Here are some interesting stories from the development and construction of Borg-Warner:
- The building wasn’t developed for Borg-Warner, it was originally a spec building, Borg-Warner was one of the first big tenants to sign up and they wanted the top 5 floors and penthouse, as well as their name on the building. The developers, Collins, Tuttle & Co., gladly took Borg-Warner up on this deal in order to look up nearly 20% of the building.
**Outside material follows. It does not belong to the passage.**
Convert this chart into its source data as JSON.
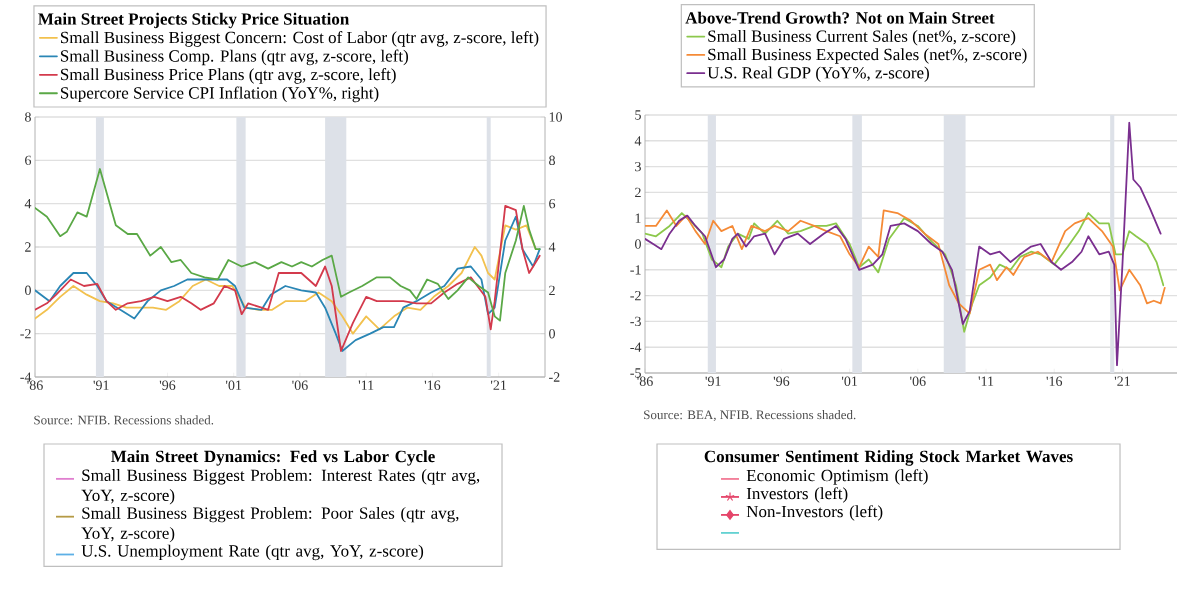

- When drilling the caissons for the buildings foundations an unknown subterranean pond was accidently tapped into. This water needed to be removed and as it was being pumped out so much sand and silt was removed from the area that it had a huge impact on the Orchestra Hall building right next door. So bad in fact, that this pumping caused Orchestra Hall to begin to settle – including an amazing 4 inches in one day. Needless to say this sort of settling was not good and all activities at Orchestra Hall were moved from the building during the 1956-57 season while the settlement problem was fixed. Also – the builders were not too pleased with the large cash ‘settlement’ they had to pay out to Orchestra Hall as well.
- Collins, Tuttle & Co. we so pleased with our work this building that while Borg-Warner was under construction we were hired to design another modernist high-rise at the corners of LaSalle and Jackson. This relationship with Collins lasted well into the 80s as well – culminating with the completion of Chicago’s iconic Smurfit-Stone Container Building in 1984.